Jane B. – Jane Birkin
With a collaborative playlist you don’t get to come full circle too often, but beginning with Charlotte Gainsbourg I have the opportunity to do so with a song from mother, Jane Birkin. Jane sadly passed away this summer (July 2023), and as I’m sure you know, she was an actress and singer, mother obviously, and former partner of Serge Gainsbourg. And if you have listened to a few Jane Asylum playlists, then you’re bound to uncover some French pop, music from Charlotte, Serge or Jane, or at the very least discover my love affair with sounds of swinging sixties.
And that’s it for my song picks. Before I close my computer, I will say that I thought it was going to be difficult to find 11 “Jane” songs beyond what you picked, but I’ve somehow managed in a logical-to-me and easier than imagined way, and it was both surprising and fun. Thank you, Andrew!
Thank you. Tracy!
Let’s do it again
😛
- Hold On To Jane – The Thornbirds
- Jane – Jefferson Starship
- Jane Says – Jane’s Addiction
- Brianstorm – Arctic Monkeys
- Jane – Girlpool
- Sweet Jane – Cowboy Junkies
- Janie’s Got A Gun – Aerosmith
- Hey Jane – Spiritualized
- Understanding Jane – The Icicle Works
- Mary Jane – Rick James
- Mary Jane’s Last Dance – Tom Petty and the Heartbreakers
- Jane – Trampoline
- Me and Jane Doe – Charlotte Gainsbourg
- Jane – Last Train
- Lost+ (with Jay-Z) – Coldplay
- Crow Jane – Nick Cave & The Bad Seeds
- Miss Hell – Calamity Jane
- Mary Jane – Alanis Morissette
- Priority – Jane Fonda
- Goodbye Stranger – 2010 Remastered – Supertramp
- Jane, Jane Bond – Hello Ocho
- Jane B. – Jane Birkin
Playlist image by Wilhelm Gunkel on Unsplash
About the Curators
Jane Asylum
I’ve set-off around the world a few times as a digital nomad. My favorite places are off-the-beaten-path spaces. I enjoy good food, although I’m a sucker for trying anything once. Discovering new music and artists is a passion, but I adore retro tracks and nostalgic songs. Whether fueled by imagination, or anchored in the real world, I live for adventure, especially when set to the beat of diverse and eclectic playlists.

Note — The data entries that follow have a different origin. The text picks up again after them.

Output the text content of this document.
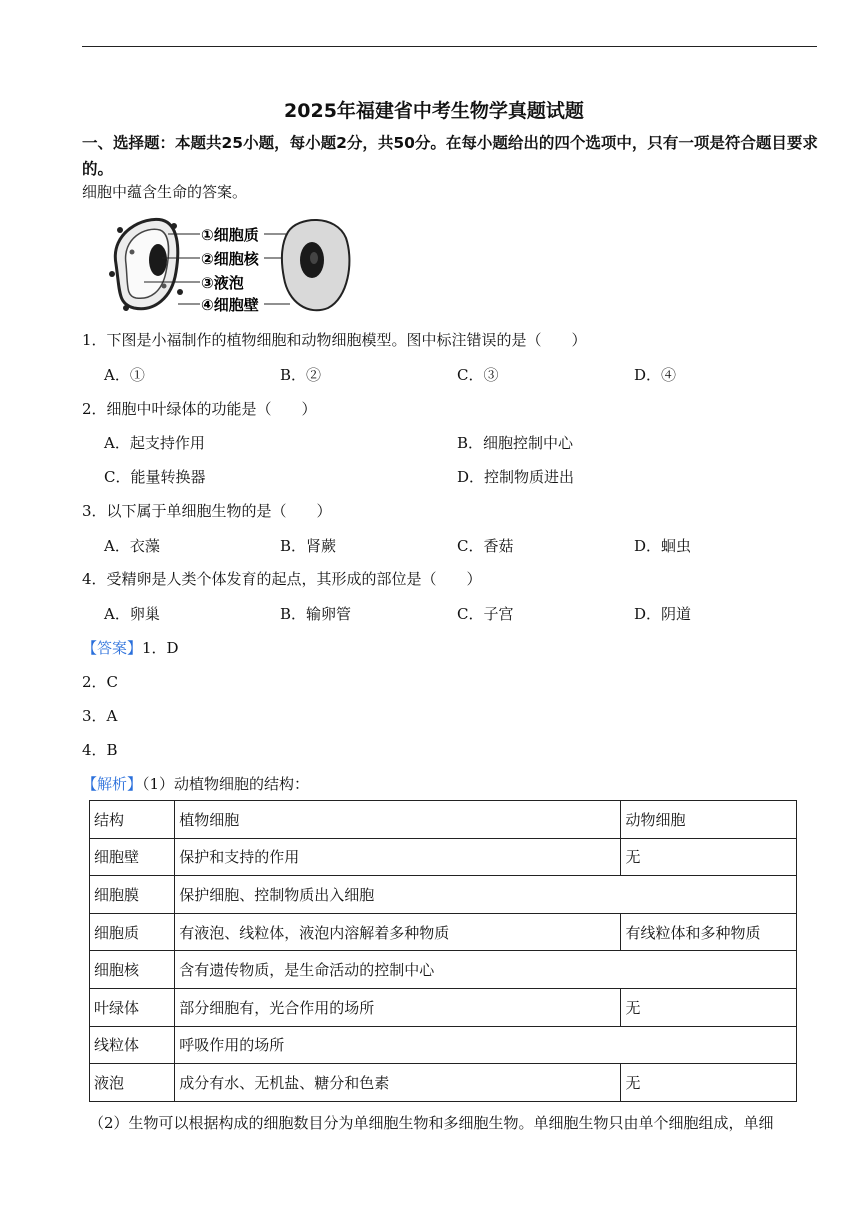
2025年福建省中考生物学真题试题
一、选择题：本题共25小题，每小题2分，共50分。在每小题给出的四个选项中，只有一项是符合题目要求的。
细胞中蕴含生命的答案。
①细胞质
②细胞核
③液泡
④细胞壁
1．下图是小福制作的植物细胞和动物细胞模型。图中标注错误的是（　　）
A．①	B．②	C．③	D．④
2．细胞中叶绿体的功能是（　　）
A．起支持作用	B．细胞控制中心
C．能量转换器	D．控制物质进出
3．以下属于单细胞生物的是（　　）
A．衣藻	B．肾蕨	C．香菇	D．蛔虫
4．受精卵是人类个体发育的起点，其形成的部位是（　　）
A．卵巢	B．输卵管	C．子宫	D．阴道
【答案】1．D
2．C
3．A
4．B
【解析】（1）动植物细胞的结构：
结构	植物细胞	动物细胞
细胞壁	保护和支持的作用	无
细胞膜	保护细胞、控制物质出入细胞	
细胞质	有液泡、线粒体，液泡内溶解着多种物质	有线粒体和多种物质
细胞核	含有遗传物质，是生命活动的控制中心	
叶绿体	部分细胞有，光合作用的场所	无
线粒体	呼吸作用的场所	
液泡	成分有水、无机盐、糖分和色素	无
（2）生物可以根据构成的细胞数目分为单细胞生物和多细胞生物。单细胞生物只由单个细胞组成，单细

Ready. Set. Join me on a sonic adventure!
Andrew McCluskey
The first visual memory I have is that of the white upright piano in Singapore, Hell and the Dark Forces lived at the bottom, Heaven and the Angels at the top, they would play battles through my fingers and I was hooked.
As a psychology graduate I studied how sound affects human performance.
As a musician I compose instrumental music that stimulates your brain but doesn't mess with your language centers, leaving you free to be creative and brilliant without distraction.
As a curator I research how music can improve your life and create flow - I can tell you what music to listen to when studying for a test and why listening to sad music can make you feel better.